In a Nanitor project, you will also be presented with a view of included issues in your project. The view will list both still-existing and resolved issues. Resolved issues are formatted with a strikethrough. To track down still to resolve issues you can leverage the Resolve filter parameter.
This will bring up a list of remaining issues in the remediation project. The asset column will also indicate how many assets the issue already has been resolved on. Clicking on the link will lead you to the details of the asset list for that issue.
Having all that in mind Nanitor is the perfect tool to manage remediation work integrated into the detecting platform itself. But establishing integrations to other platforms is achievable with a ticket system that supports reading from an email account. A native Jira integration is about to come.

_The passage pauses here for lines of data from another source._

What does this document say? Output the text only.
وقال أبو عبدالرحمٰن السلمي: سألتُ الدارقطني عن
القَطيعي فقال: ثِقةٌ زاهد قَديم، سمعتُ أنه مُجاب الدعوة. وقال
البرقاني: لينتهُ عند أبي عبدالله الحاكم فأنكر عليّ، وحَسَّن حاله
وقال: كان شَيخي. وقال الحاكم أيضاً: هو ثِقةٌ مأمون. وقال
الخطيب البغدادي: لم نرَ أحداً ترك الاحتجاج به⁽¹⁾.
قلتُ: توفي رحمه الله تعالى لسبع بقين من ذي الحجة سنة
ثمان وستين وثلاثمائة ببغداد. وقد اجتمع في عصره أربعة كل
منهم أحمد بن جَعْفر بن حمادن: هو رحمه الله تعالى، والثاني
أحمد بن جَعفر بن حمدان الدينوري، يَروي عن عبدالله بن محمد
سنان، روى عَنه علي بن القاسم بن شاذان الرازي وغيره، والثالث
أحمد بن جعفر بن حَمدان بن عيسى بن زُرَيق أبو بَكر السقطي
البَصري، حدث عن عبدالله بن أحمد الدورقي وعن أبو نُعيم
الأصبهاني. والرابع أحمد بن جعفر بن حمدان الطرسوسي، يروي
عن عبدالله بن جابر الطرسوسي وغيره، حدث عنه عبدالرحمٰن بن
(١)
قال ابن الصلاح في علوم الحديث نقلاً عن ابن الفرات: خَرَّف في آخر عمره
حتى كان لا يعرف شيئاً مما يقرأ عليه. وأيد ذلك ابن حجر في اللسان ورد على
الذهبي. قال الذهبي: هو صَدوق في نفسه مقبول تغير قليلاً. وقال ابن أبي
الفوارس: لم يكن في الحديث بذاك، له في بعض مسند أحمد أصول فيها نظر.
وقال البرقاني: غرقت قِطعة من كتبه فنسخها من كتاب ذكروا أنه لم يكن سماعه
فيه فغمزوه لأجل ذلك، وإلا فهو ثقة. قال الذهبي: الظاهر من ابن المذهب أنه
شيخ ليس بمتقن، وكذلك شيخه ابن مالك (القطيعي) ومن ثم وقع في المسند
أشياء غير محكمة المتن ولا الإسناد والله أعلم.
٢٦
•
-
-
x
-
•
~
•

Prioritizing vulnerabilities
The core task of a team member of a cyber security program is to hunt down detected vulnerabilities. They pop up like moles. You can never stop and rest on your achievements. You can not defeat them all but you can focus on those that are the most important ones and those who have the biggest impact on the IT security health of your organization.
Nanitor detects thousands of issues and therefore it is essential to focus on issues that matter the most to your organization. The priority engine included in the Nanitor software helps you to identify the most important issues that you need to take care of. There are many parameters that matter and some are more relevant to the field you are specifically working on. You might need to focus on hardening the security configuration of your operating systems, patch all relevant software titles or remove granted user permissions. Refer to our quick start guide to give you an idea of where you should begin the remediation journey. But the entire house of cards is based on a holistic view of your asset fleet and therefore it is the first step that everything gets captured in Nanitor and all your assets are prioritized accordingly.

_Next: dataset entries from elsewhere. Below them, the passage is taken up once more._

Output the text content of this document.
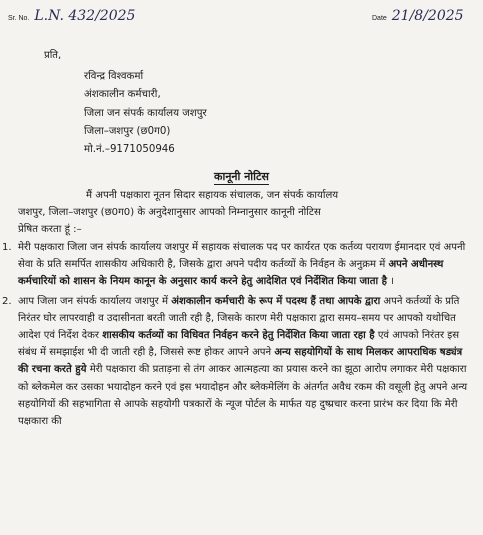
Sr. No. L.N. 432/2025	Date 21/8/2025
प्रति,
रविन्द्र विश्वकर्मा
अंशकालीन कर्मचारी,
जिला जन संपर्क कार्यालय जशपुर
जिला–जशपुर (छ0ग0)
मो.नं.–9171050946
कानूनी नोटिस
मैं अपनी पक्षकारा नूतन सिदार सहायक संचालक, जन संपर्क कार्यालय
जशपुर, जिला–जशपुर (छ0ग0) के अनुदेशानुसार आपको निम्नानुसार कानूनी नोटिस
प्रेषित करता हूं :–
1. मेरी पक्षकारा जिला जन संपर्क कार्यालय जशपुर में सहायक संचालक पद पर कार्यरत एक कर्तव्य परायण ईमानदार एवं अपनी सेवा के प्रति समर्पित शासकीय अधिकारी है, जिसके द्वारा अपने पदीय कर्तव्यों के निर्वहन के अनुक्रम में अपने अधीनस्थ कर्मचारियों को शासन के नियम कानून के अनुसार कार्य करने हेतु आदेशित एवं निर्देशित किया जाता है ।
2. आप जिला जन संपर्क कार्यालय जशपुर में अंशकालीन कर्मचारी के रूप में पदस्थ हैं तथा आपके द्वारा अपने कर्तव्यों के प्रति निरंतर घोर लापरवाही व उदासीनता बरती जाती रही है, जिसके कारण मेरी पक्षकारा द्वारा समय–समय पर आपको यथोचित आदेश एवं निर्देश देकर शासकीय कर्तव्यों का विधिवत निर्वहन करने हेतु निर्देशित किया जाता रहा है एवं आपको निरंतर इस संबंध में समझाईश भी दी जाती रही है, जिससे रूष्ट होकर आपने अपने अन्य सहयोगियों के साथ मिलकर आपराधिक षड्यंत्र की रचना करते हुये मेरी पक्षकारा की प्रताड़ना से तंग आकर आत्महत्या का प्रयास करने का झूठा आरोप लगाकर मेरी पक्षकारा को ब्लेकमेल कर उसका भयादोहन करने एवं इस भयादोहन और ब्लेकमेलिंग के अंतर्गत अवैध रकम की वसूली हेतु अपने अन्य सहयोगियों की सहभागिता से आपके सहयोगी पत्रकारों के न्यूज पोर्टल के मार्फत यह दुष्प्रचार करना प्रारंभ कर दिया कि मेरी पक्षकारा की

Nanitor has an intelligent scoring system for its detected issue and should be accurate on most occasions. However, each IT environment is different and some areas can be more important for certain businesses. For those cases, the issue priority rating does not reflect the real circumstances and needs adjustment. That can be achieved in Nanitor on a global basis for certain issue types (Organization management → Settings → Issues → Issue type priority scaling factor). A scaling factor will higher (or lower) the issue's priority. But instead of doing this on a global basis, it can also be done on the issue level by lifting (or lowering) the priority of a single detected issue.
Tracking vulnerabilities
Hunting vulnerabilities is not always fun. As soon as you killed one there will pop-up another one. It is continuous work to remediate vulnerabilities and patch your assets and the software that is installed on them. In that routine, you need to include checking on newly detected vulnerabilities in Nanitor but also verify that a hot-discussed vulnerability in the internet is captured by Nanitor and non-existing in your environment.

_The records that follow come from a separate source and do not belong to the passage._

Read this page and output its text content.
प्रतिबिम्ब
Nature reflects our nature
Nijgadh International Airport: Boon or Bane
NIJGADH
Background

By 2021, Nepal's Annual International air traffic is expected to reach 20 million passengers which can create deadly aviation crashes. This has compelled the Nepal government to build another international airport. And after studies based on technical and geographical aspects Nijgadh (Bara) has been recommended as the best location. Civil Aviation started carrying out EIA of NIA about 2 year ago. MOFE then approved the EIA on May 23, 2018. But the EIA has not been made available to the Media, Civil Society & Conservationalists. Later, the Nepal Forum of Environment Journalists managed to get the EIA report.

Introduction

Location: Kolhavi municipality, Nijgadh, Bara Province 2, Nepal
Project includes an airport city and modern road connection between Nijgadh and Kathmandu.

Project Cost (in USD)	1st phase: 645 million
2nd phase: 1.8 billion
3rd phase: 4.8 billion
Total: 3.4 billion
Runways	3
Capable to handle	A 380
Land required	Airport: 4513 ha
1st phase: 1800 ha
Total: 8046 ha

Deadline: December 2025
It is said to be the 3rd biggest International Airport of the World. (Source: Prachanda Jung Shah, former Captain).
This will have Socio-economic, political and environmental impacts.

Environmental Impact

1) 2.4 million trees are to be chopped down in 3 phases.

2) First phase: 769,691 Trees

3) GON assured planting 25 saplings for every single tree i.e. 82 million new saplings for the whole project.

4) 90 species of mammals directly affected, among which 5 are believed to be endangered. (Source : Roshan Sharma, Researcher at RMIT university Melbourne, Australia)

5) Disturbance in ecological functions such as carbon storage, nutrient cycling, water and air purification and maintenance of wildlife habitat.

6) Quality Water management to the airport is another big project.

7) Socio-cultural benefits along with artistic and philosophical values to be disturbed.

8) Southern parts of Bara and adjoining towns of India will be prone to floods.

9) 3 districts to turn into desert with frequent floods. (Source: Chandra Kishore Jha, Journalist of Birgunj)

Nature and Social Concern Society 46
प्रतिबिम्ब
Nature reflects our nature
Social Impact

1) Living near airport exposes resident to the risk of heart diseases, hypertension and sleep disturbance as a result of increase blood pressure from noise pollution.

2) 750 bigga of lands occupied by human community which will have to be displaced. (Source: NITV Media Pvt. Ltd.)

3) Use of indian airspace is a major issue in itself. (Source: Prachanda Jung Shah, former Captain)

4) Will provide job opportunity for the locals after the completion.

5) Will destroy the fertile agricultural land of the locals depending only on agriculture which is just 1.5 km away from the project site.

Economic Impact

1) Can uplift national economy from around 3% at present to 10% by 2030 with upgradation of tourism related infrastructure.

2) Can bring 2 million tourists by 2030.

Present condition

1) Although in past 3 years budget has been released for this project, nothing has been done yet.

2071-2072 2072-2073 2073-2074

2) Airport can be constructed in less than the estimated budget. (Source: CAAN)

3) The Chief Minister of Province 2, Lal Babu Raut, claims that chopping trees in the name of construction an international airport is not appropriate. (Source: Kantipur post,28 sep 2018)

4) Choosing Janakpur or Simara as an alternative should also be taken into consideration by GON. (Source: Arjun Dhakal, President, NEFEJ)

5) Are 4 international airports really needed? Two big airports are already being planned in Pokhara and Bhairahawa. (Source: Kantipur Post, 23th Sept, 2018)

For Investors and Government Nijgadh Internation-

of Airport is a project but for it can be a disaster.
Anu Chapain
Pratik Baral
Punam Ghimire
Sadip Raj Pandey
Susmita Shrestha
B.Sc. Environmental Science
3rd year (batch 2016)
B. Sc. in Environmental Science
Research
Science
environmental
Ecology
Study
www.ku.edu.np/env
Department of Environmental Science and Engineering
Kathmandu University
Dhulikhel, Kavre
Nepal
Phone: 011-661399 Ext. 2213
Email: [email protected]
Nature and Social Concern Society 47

In the above sections, we have in detail covered various ways to identify and search for issues. Searching by the detection date (date opened) will always reveal a detailed list of detected issues within the last x days which you should always keep an eye on. This filter can be combined with other filter parameters to identify issues of your interest. The overview dashboard provides a comprehensive and holistic view of your vulnerabilities from different angles.
If you want to Nanitor do the work for you and send you information on newly detected or open vulnerabilities you should do so by creating a notification rule. Eg. a notification rule for P0 or P1 issues should exist in every organization.